Protection of your Family’s Assets
One the of biggest benefits of having a trust is that the funds passed on in trust to beneficiaries are protected from future divorce, bankruptcy, creditors, predators, and judgments. If a child gets married, as long as the funds are retained in the trust, a spouse cannot file for divorce and reach anything in the trust. Same with judgments and creditors, they could not get to the funds as long as the funds are retained in this trust.
Control After Death
Most people do not want their children receiving large sums of money by way of an inheritance. Families can set forth general or very specific instructions for the distribution of the trust monies.
Parents can decide at what age the children will get distributions, how much, for what purposes, and when they can have some or all control over their own funds. Some people want their children to get percentages or certain amounts of money at certain intervals (e.g. 10% per year for 10 years) or ages (e.g. 25% at age 30, 25% at age 35, and the balance at age 45). The trustee must follow the instructions as set forth in the trust agreement or be liable to the trust.
Protecting Disabled Children or Children with Substance Abuse Problems
Often a family is looking to provide for a disabled child but don’t want them to lose their government benefits, such as Medical Assistance, or they may want to protect a child who suffers from substance abuse from themselves.

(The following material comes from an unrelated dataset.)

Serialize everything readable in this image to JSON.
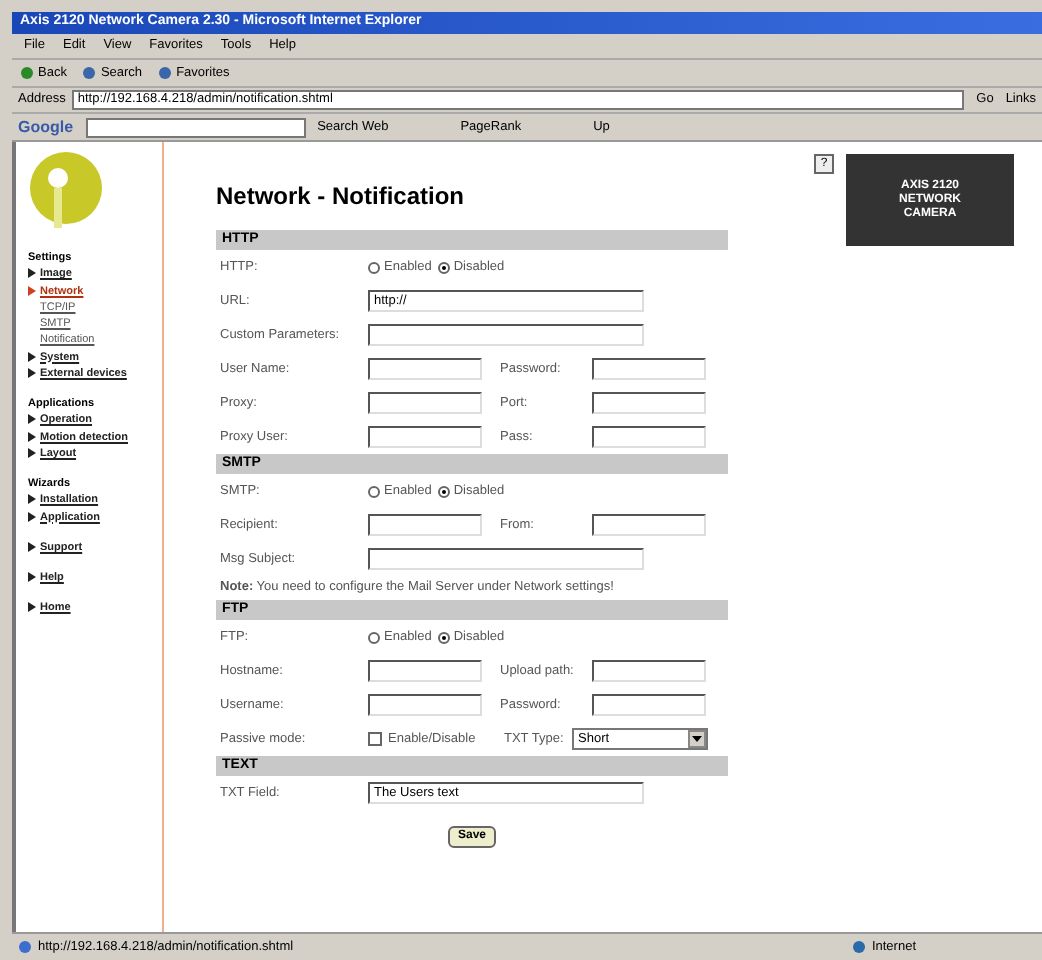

We use special needs trust and family trusts with specific conditions and instructions to deal with these situations. We can make sure that a child has a place to live, with electric and food and prevent the child from accessing any monies directly for himself or herself.
This is a huge concern for families dealing with substance abuse and a trust can ease the family’s worries by ensuring adequate protection for the addicted child. In the case of a disabled child, we can protect the funds for their incidental needs and expenses while maintaining their eligibility for important government benefits.
Subsequent Marriages and Blended Families
Trust are often recommended for people on second or subsequent marriages who want to ensure that their biological children receive their fair portion of the assets, rather than risk the chance that their new spouse will change the estate plan to leave all of the assets to their own children and disinherit the deceased spouse’s children. Unfortunately, this situation happens all too commonly and was not what the deceased spouse intended to happen.